2nd Earnings Season update for April 30th
Bottom Line: We started 2018 with companies weighing the benefits of tax reform, along with tariffs and rising interest rates after seeing record profits in 2017. Despite outstanding earnings which included 15% growth, with nearly 75% of companies exceeding their expected performance from the fourth quarter of last year we had a correction and near record volatility after more than a year of near record low volatility.
For companies that've reported so far in this season – the news has been even better. First, to set the stage...coming into earnings season the average estimate for earnings growth was 17.1 percent year over year. Last week was the biggest week for earnings of the season and here's where we stand so far...
53 percent of companies have reported
79 percent have reported positive earnings surprises (+5% qoq)
74 percent have topped sales targets (-3% qoq)
Earnings growth has been a stunning 23.3 percent!
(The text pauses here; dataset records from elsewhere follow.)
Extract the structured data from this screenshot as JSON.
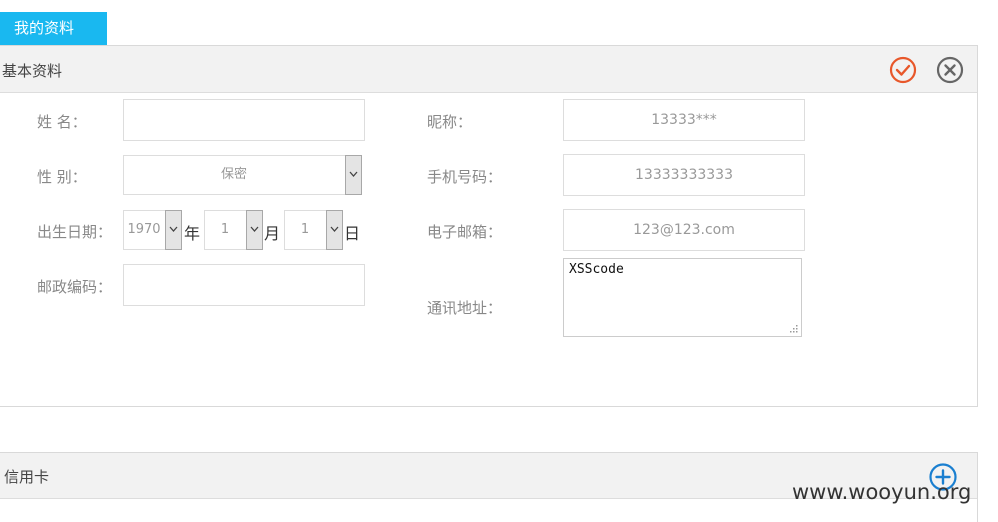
{
  "tab": {
    "label": "我的资料",
    "color": "#19b8f0"
  },
  "basic": {
    "title": "基本资料",
    "confirm_icon": "check-circle-icon",
    "cancel_icon": "x-circle-icon",
    "confirm_color": "#e8572a",
    "cancel_color": "#666666"
  },
  "form": {
    "name": {
      "label": "姓 名：",
      "value": ""
    },
    "gender": {
      "label": "性 别：",
      "value": "保密"
    },
    "birth": {
      "label": "出生日期：",
      "year": "1970",
      "year_unit": "年",
      "month": "1",
      "month_unit": "月",
      "day": "1",
      "day_unit": "日"
    },
    "postcode": {
      "label": "邮政编码：",
      "value": ""
    },
    "nickname": {
      "label": "昵称：",
      "value": "13333***"
    },
    "phone": {
      "label": "手机号码：",
      "value": "13333333333"
    },
    "email": {
      "label": "电子邮箱：",
      "value": "123@123.com"
    },
    "address": {
      "label": "通讯地址：",
      "value": "XSScode"
    }
  },
  "credit": {
    "title": "信用卡",
    "add_icon": "plus-circle-icon",
    "add_color": "#1a7fd0"
  },
  "watermark": "www.wooyun.org"
}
We're on pace for record earnings & record % of companies beating estimates
All eleven sectors have raised guidance for the rest of 2018 based on earnings reports thus far
Companies are exceeding – even extremely high – earnings estimates
Expectations are high and once again companies are crushing them. We're now clearly seeing the impact of the Tax Cut and Jobs Act washing through in these reports and projections going forward and there's lots of room for optimism. As was in the case in the previous quarter we're seeing every sector in the economy participating too showing the breadth and depth of the economy.
Market reaction over the short run is unpredictable but fundamentals matter most overtime and the fundamentals of our businesses are about the best they've ever been.